Congrats! It’s great that you’ve gotten to a place in your life and your transition where you can say that you’re happy with yourself. It sounds like it was a bit of a struggle to get there, so I’m really excited for you to be on the other side of that and feeling good about yourself and where you’ve ended up.

Also, it sucks that you’ve already gone through the experience of navigating how other people felt about the decisions that you made about what is best for your life and your body when you came out as non-binary and trans, and now you’re faced with it again as you contemplate telling people that you’ve decided to stop taking T. Your letter mentions two groups of potential “backlash,” – friends and family.  From what you describe, it sounds like you’re afraid that your friends will feel betrayed and your family will feel confused.

So here’s my question: why does anyone else need to know?

I mean sure, in an ideal world you should be able to tell the people who love and care about you, and they’ll support, respect and understand your decision. And I truly hope you have people in your life who will do exactly that. And if you do have those people in your life, then by all means tell them, if telling them will feel helpful to you. But otherwise, why does anyone need to know? As you said, it doesn’t change how you think about your gender identity, so what purpose does telling other people serve?

That question is a real one, not a rhetorical one. If telling people serves a purpose for you, then tell them. But if it doesn’t, don’t. You don’t owe anyone this information.

For the friends and community members who might feel betrayed and concerned that you’re “de-transitioning,” you can’t control other people’s narratives, so don’t even try. The broader queer community, and trans people most especially, are in an incredibly terrifying political moment right now, so I guess to some degree it makes sense for folks to have some fear of “losing one of our own.” But  you know that’s not what’s happening, and I imagine that people close to you also know that’s not what’s happening. And the truth is, unless you tell them you’ve stopped taking T, they likely won’t even know! If someone does happen to say, “Hey, I was wondering, did you stop taking T?” You can always say, “Yeah, I decided to see how I feel not taking it for a bit,” and leave it at that. Who knows, maybe it will open up an interesting conversation.

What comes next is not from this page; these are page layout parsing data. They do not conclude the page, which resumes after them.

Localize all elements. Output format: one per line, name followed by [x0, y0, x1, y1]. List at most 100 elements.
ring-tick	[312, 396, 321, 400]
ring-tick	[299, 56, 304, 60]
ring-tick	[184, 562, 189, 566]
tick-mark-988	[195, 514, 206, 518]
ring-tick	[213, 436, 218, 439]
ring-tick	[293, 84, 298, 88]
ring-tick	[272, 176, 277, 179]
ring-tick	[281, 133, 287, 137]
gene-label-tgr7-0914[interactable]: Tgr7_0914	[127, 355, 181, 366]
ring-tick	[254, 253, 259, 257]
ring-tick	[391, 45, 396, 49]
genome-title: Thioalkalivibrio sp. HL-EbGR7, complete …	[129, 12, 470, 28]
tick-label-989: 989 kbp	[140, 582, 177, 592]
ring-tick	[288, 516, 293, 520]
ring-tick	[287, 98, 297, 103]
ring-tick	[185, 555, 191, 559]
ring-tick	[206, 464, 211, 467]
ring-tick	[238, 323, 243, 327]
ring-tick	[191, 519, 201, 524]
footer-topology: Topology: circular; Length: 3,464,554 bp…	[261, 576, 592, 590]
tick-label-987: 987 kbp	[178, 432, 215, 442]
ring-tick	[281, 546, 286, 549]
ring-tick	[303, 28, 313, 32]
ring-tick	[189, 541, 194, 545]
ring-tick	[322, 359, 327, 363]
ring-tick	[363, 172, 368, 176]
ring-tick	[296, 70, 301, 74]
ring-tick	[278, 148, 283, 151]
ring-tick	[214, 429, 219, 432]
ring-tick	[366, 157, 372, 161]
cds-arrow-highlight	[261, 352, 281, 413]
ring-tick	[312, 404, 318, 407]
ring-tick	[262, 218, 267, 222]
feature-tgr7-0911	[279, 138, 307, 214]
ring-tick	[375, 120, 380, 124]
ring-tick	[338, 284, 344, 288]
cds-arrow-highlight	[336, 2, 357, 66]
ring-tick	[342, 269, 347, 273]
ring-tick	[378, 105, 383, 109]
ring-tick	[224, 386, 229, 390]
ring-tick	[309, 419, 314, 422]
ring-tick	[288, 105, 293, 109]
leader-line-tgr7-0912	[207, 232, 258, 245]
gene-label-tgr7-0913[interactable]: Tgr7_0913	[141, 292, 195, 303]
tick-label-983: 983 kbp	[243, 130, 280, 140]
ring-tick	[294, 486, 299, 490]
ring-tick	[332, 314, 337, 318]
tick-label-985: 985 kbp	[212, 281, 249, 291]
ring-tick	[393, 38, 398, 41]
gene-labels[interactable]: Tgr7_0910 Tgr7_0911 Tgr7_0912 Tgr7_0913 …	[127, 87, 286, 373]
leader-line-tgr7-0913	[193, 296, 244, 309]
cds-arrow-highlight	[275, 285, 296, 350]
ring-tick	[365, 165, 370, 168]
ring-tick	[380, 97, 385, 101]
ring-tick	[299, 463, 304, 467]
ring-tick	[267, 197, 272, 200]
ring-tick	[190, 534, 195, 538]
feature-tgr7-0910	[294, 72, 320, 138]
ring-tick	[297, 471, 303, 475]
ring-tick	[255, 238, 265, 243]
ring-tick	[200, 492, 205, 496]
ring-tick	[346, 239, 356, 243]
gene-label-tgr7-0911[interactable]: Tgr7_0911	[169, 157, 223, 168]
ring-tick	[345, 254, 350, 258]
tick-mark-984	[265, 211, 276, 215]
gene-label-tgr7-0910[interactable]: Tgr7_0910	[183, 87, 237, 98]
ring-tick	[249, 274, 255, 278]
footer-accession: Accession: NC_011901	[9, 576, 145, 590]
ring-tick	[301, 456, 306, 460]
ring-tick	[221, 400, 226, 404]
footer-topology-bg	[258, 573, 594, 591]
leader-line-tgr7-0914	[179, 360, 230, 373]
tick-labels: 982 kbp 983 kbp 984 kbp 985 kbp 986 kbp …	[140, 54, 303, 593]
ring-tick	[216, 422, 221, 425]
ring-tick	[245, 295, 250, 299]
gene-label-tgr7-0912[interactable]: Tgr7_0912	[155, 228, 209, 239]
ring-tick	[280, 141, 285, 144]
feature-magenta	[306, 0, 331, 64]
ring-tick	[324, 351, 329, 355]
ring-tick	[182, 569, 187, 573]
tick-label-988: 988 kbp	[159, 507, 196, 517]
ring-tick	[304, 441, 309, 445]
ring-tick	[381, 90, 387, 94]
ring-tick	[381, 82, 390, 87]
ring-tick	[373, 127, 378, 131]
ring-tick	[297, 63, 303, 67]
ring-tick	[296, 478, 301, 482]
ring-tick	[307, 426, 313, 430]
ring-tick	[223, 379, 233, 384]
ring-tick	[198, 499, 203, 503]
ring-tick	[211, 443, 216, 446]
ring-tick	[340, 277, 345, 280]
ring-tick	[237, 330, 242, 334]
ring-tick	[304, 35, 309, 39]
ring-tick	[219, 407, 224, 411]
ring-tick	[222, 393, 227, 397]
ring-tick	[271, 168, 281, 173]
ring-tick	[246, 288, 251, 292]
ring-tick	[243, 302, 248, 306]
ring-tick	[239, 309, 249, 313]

As for the family members who were never supportive and now might just be downright confused, it might be helpful to remember no one goes around measuring the amount of testosterone that cis men have in their bodies, so certainly queer folks deserve that same level of respect and privacy, no? No one has the right to own what non-binary or trans means or looks like, or what an “acceptable” degree of masculinity is for any person, regardless of gender identity. Your family doesn’t necessarily have to understand the nuances of gender to understand that you have the right to privacy, respect and love. If they give you a hard time, maybe try telling them exactly that. Or better yet, if you have a cis family member who’s eager to show their allyship, let them say it for you. No reason for you to carry the emotional burden here.

A lot of us feel like we “owe” those close to us conversations or information about big life decisions that we make but the truth is, we don’t, especially when the outcome of those decisions doesn’t impact anyone but ourselves, which seems to be the case here.

I suggest that you take a minute to consider three things:

  1. Who do I want to tell?

  2. Why do I want to tell them?

  3. How will I feel if they don’t react the way I hope they will?

Then sit with how you feel after you’ve answered those questions, and let that guide your decision.

Whatever that is, you’re one brave badass. Remember that.